Setting performance goals to promote growth is tricky.
Although aggressive goals can spark great accomplishments, they also can lead to bad behaviour by employees who may be willing to bend or break rules in pursuit of those goals.
At financial services company Wells Fargo and automaker Volkswagen, aggressive goal-setting led to fraud and cost each company customer trust and record fines, said Bonnie Hancock, executive director of N.C. State University’s ERM Initiative.
“When the stakes are high – ie, employees worry, ‘If I don’t meet this goal, I’ll lose my job or I’m going to get a poor performance evaluation’ – then they may game the system,” Hancock said.
Finding middle ground between setting the bar too low and too high is challenging, she said. Thought needs to be put into analysing potential actions that employees may take to achieve goals, and ways to prevent or detect potentially harmful actions should be developed. Also, companies should identify behaviour that’s off limits and install controls to detect it.
“If a company really has to set stretch goals,” Hancock added, “it has to be careful not to be punitive if those stretch goals aren’t met.”

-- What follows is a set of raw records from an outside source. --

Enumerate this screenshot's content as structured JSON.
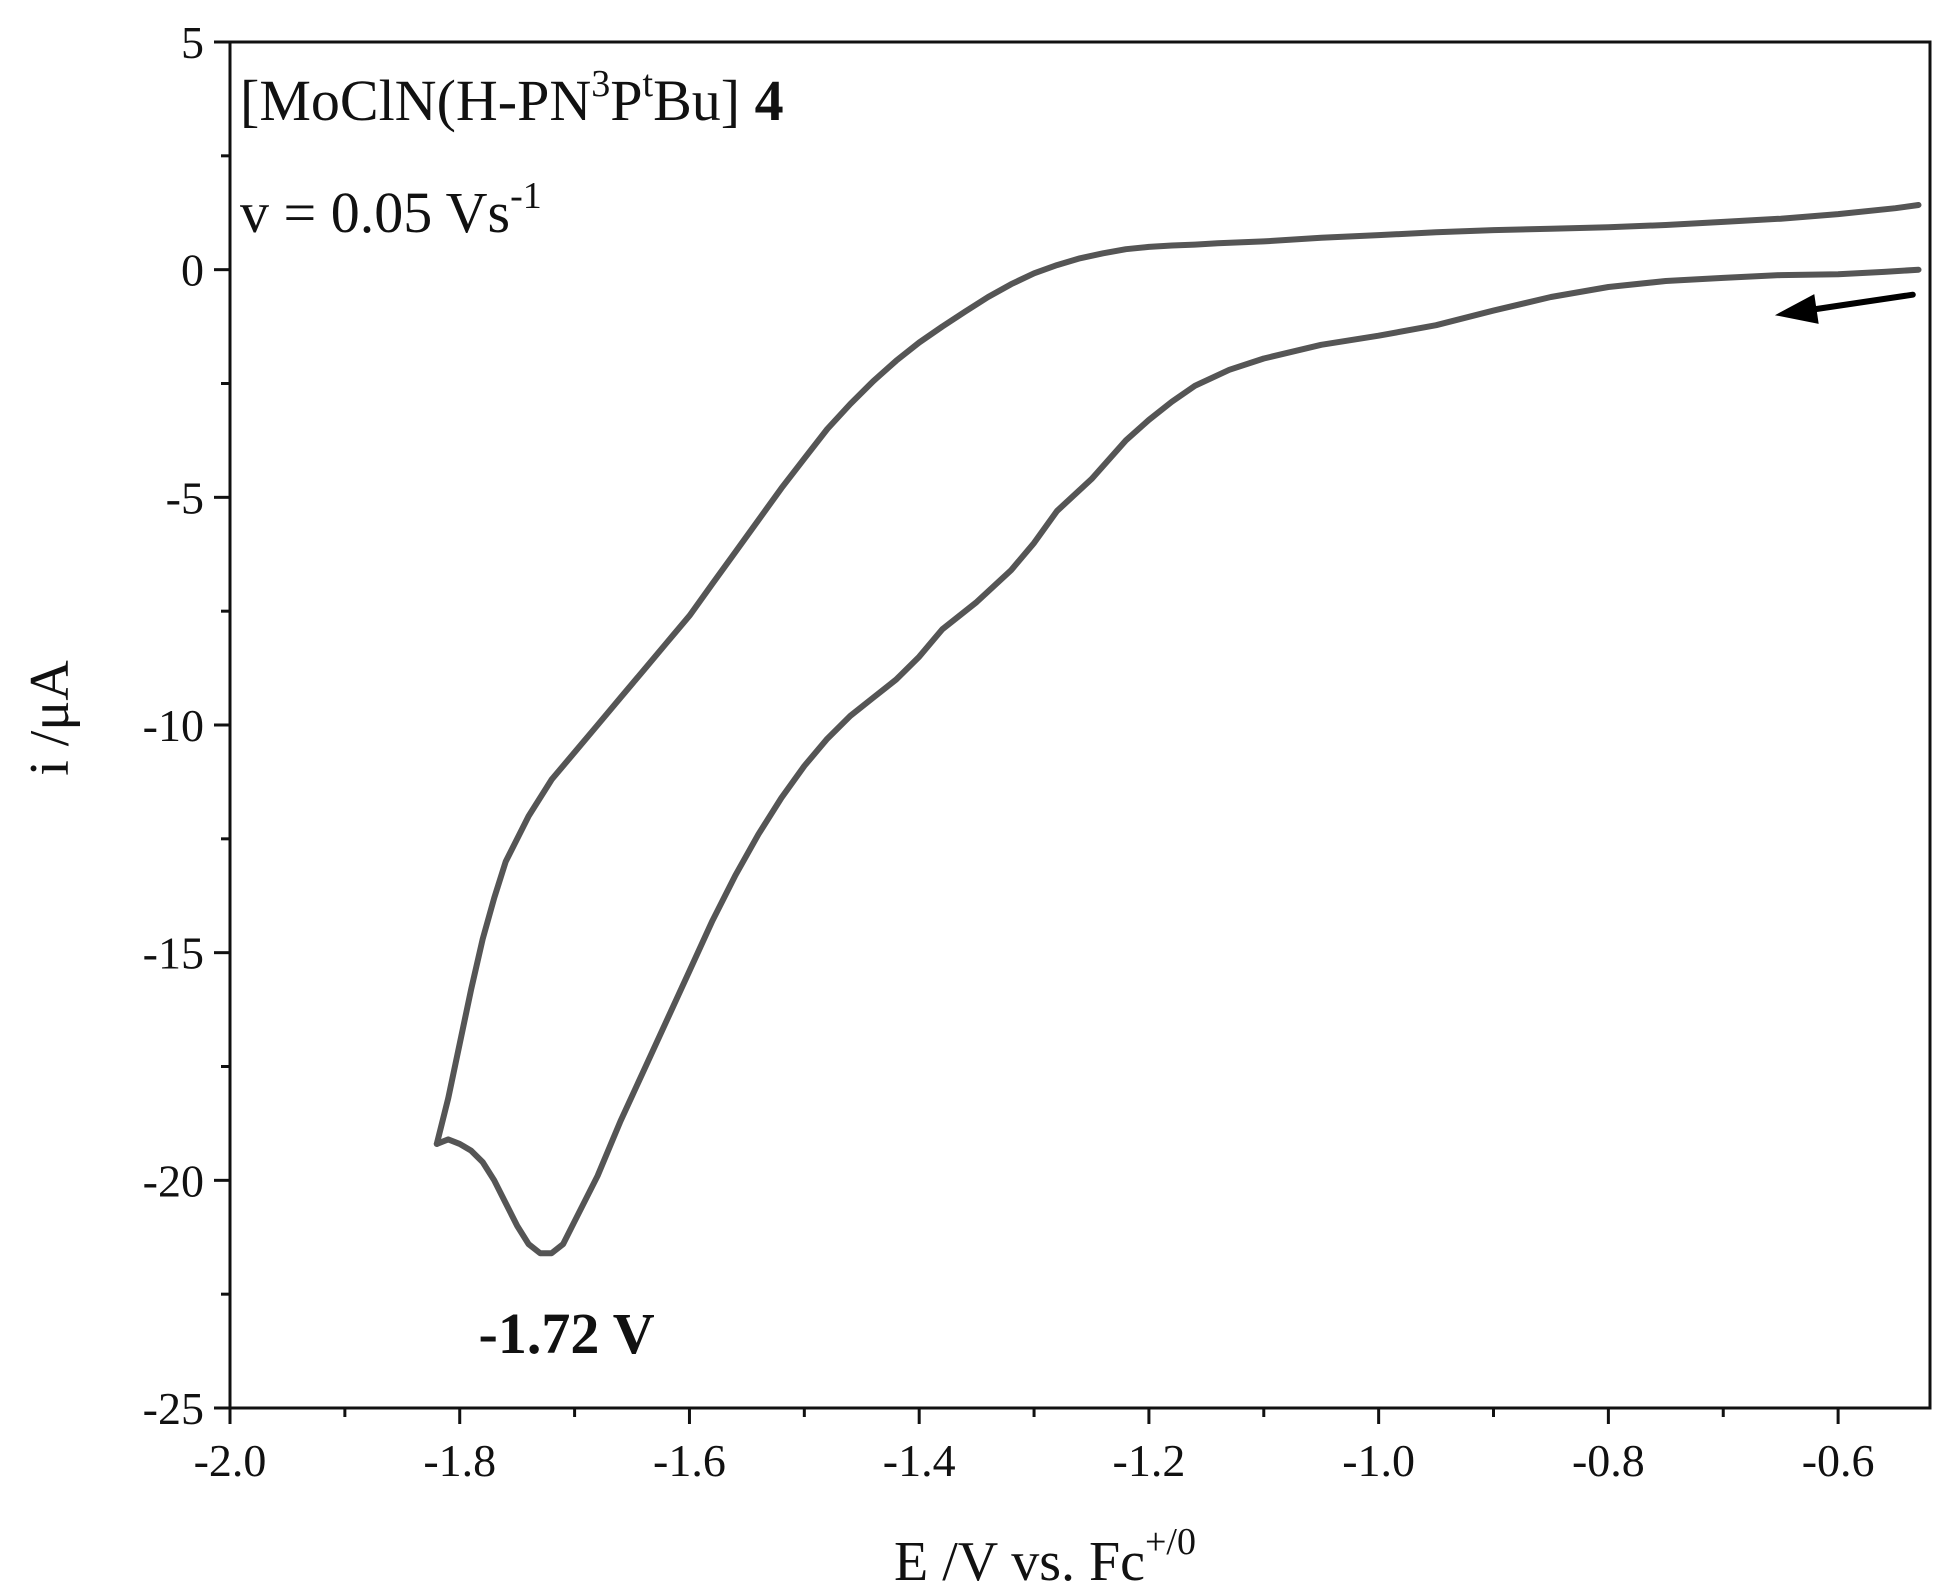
{
  "chart_data": {
    "type": "line",
    "title_line": {
      "pre": "[MoClN(H-PN",
      "sup1": "3",
      "mid": "P",
      "sup2": "t",
      "post": "Bu]",
      "bold": "4"
    },
    "scan_rate": {
      "text": "v = 0.05 Vs",
      "sup": "-1"
    },
    "xlabel": {
      "text": "E /V vs. Fc",
      "sup": "+/0"
    },
    "ylabel": "i /μA",
    "xlim": [
      -2.0,
      -0.52
    ],
    "ylim": [
      -25,
      5
    ],
    "x_ticks": [
      {
        "value": -2.0,
        "label": "-2.0"
      },
      {
        "value": -1.8,
        "label": "-1.8"
      },
      {
        "value": -1.6,
        "label": "-1.6"
      },
      {
        "value": -1.4,
        "label": "-1.4"
      },
      {
        "value": -1.2,
        "label": "-1.2"
      },
      {
        "value": -1.0,
        "label": "-1.0"
      },
      {
        "value": -0.8,
        "label": "-0.8"
      },
      {
        "value": -0.6,
        "label": "-0.6"
      }
    ],
    "x_minor_ticks": [
      -1.9,
      -1.7,
      -1.5,
      -1.3,
      -1.1,
      -0.9,
      -0.7
    ],
    "y_ticks": [
      {
        "value": 5,
        "label": "5"
      },
      {
        "value": 0,
        "label": "0"
      },
      {
        "value": -5,
        "label": "-5"
      },
      {
        "value": -10,
        "label": "-10"
      },
      {
        "value": -15,
        "label": "-15"
      },
      {
        "value": -20,
        "label": "-20"
      },
      {
        "value": -25,
        "label": "-25"
      }
    ],
    "y_minor_ticks": [
      2.5,
      -2.5,
      -7.5,
      -12.5,
      -17.5,
      -22.5
    ],
    "peak_label": {
      "text": "-1.72 V",
      "x": -1.72,
      "y": -21.6
    },
    "arrow": {
      "from": [
        -0.535,
        -0.55
      ],
      "to": [
        -0.655,
        -1.0
      ]
    },
    "colors": {
      "curve": "#555555",
      "axis": "#111111",
      "arrow": "#000000"
    },
    "series": [
      {
        "x": [
          -0.53,
          -0.56,
          -0.6,
          -0.65,
          -0.7,
          -0.75,
          -0.8,
          -0.85,
          -0.9,
          -0.95,
          -1.0,
          -1.05,
          -1.1,
          -1.13,
          -1.16,
          -1.18,
          -1.2,
          -1.22,
          -1.25,
          -1.28,
          -1.3,
          -1.32,
          -1.35,
          -1.38,
          -1.4,
          -1.42,
          -1.44,
          -1.46,
          -1.48,
          -1.5,
          -1.52,
          -1.54,
          -1.56,
          -1.58,
          -1.6,
          -1.62,
          -1.64,
          -1.66,
          -1.68,
          -1.7,
          -1.71,
          -1.72,
          -1.73,
          -1.74,
          -1.75,
          -1.76,
          -1.77,
          -1.78,
          -1.79,
          -1.8,
          -1.81,
          -1.82
        ],
        "y": [
          0.0,
          -0.05,
          -0.1,
          -0.12,
          -0.18,
          -0.25,
          -0.38,
          -0.6,
          -0.9,
          -1.22,
          -1.45,
          -1.65,
          -1.95,
          -2.2,
          -2.55,
          -2.9,
          -3.3,
          -3.75,
          -4.6,
          -5.3,
          -6.0,
          -6.6,
          -7.3,
          -7.9,
          -8.5,
          -9.0,
          -9.4,
          -9.8,
          -10.3,
          -10.9,
          -11.6,
          -12.4,
          -13.3,
          -14.3,
          -15.4,
          -16.5,
          -17.6,
          -18.7,
          -19.9,
          -20.9,
          -21.4,
          -21.6,
          -21.6,
          -21.4,
          -21.0,
          -20.5,
          -20.0,
          -19.6,
          -19.35,
          -19.2,
          -19.1,
          -19.2
        ]
      },
      {
        "x": [
          -1.82,
          -1.81,
          -1.8,
          -1.79,
          -1.78,
          -1.77,
          -1.76,
          -1.74,
          -1.72,
          -1.7,
          -1.68,
          -1.66,
          -1.64,
          -1.62,
          -1.6,
          -1.58,
          -1.56,
          -1.54,
          -1.52,
          -1.5,
          -1.48,
          -1.46,
          -1.44,
          -1.42,
          -1.4,
          -1.38,
          -1.36,
          -1.34,
          -1.32,
          -1.3,
          -1.28,
          -1.26,
          -1.24,
          -1.22,
          -1.2,
          -1.18,
          -1.16,
          -1.14,
          -1.1,
          -1.05,
          -1.0,
          -0.95,
          -0.9,
          -0.85,
          -0.8,
          -0.75,
          -0.7,
          -0.65,
          -0.6,
          -0.55,
          -0.53
        ],
        "y": [
          -19.2,
          -18.2,
          -17.0,
          -15.8,
          -14.7,
          -13.8,
          -13.0,
          -12.0,
          -11.2,
          -10.6,
          -10.0,
          -9.4,
          -8.8,
          -8.2,
          -7.6,
          -6.9,
          -6.2,
          -5.5,
          -4.8,
          -4.15,
          -3.5,
          -2.95,
          -2.45,
          -2.0,
          -1.6,
          -1.25,
          -0.92,
          -0.6,
          -0.32,
          -0.08,
          0.1,
          0.25,
          0.36,
          0.45,
          0.5,
          0.53,
          0.55,
          0.58,
          0.62,
          0.7,
          0.76,
          0.82,
          0.87,
          0.9,
          0.93,
          0.98,
          1.05,
          1.12,
          1.22,
          1.35,
          1.42
        ]
      }
    ]
  }
}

Wrays, an Australian firm of patent and trademark lawyers established almost 100 years ago, is well aware that rapid expansion goals carry risk. The firm focused on aggressively growing its client base, especially in its Sydney and Melbourne offices, since the Australian government released plans last year to support economic growth through entrepreneurship and innovation.
“While income and profit are very important, without first delivering quality of service, we would not be serving our clients’ needs,” said Wrays CFO Robert Pierce, ACMA, CGMA.
To further its growth goals and accommodate clients frustrated with high hourly charges, Wrays has set fairly modest hourly rates for its services. Bonuses for Wrays’s professional staff start at 5% above targets, Pierce said. To make sure the quality of service doesn’t suffer, Wrays surveys its clients every month. Survey questions include inquiries about whether clients’ emails and calls are answered promptly. Clients are also asked whether they would refer Wrays to peers, and their responses are tallied and tracked monthly at the board level.
“You have to have some measurable goals, but you also have to take into account some qualitative factors and some judgement,” Hancock said. “If you’re just blindly following numerical goals, you might hit the goal but miss the mark in terms of what you’re trying to achieve.”
To ensure performance goals are appropriate and to detect bad behaviour as the goals are implemented, Hancock suggested using the following tools:
Balanced scorecard. To tie business activities to the organsation’s vision and strategy, a balanced scorecard offers a framework that provides executives and managers a balanced view of organisational performance. Multiple measurements are used to monitor performance against multiple strategic goals.
Wells Fargo, for example, got into trouble relying too much on one performance measurement – eight products per customer – to determine the success of its cross-selling strategy. A more balanced approach would have included consideration of other indicators towards its strategic goal, which, Hancock said, was probably cementing deep customer relationships.
Periodic surveys. Polling customers or employees is a tool to measure interactions and, depending on the questions asked, can also be used to collect qualitative opinions. In Wrays’s case, the customer surveys help determine whether clients are satisfied with the firm’s service.
Employee surveys can be used to gauge how lower-level employees interpret management’s risk appetite, Hancock said. Employees are asked, for example, which trade-offs they are willing to make in pursuing specific goals. The responses help determine whether there’s a gap between what employees do and what management would want them to do.
Pre-mortem analysis. To test whether a goal may trigger unintended and unwanted consequences, a pre-mortem analysis starts with the assumption that the worst possible outcome that could occur has happened. The potential trigger is found by backtracking and analysing what could have caused the outcome.
Once potential bad behaviours are identified, ways to prevent or detect them can be built in, Hancock said.
Periodic audit. Companies that have done pre-mortem analyses and installed controls to detect bad behaviour can then perform periodic audits of a sample of transactions that count towards a certain goal. These risk assessments would have to be done before annual audits to determine incentive compensation.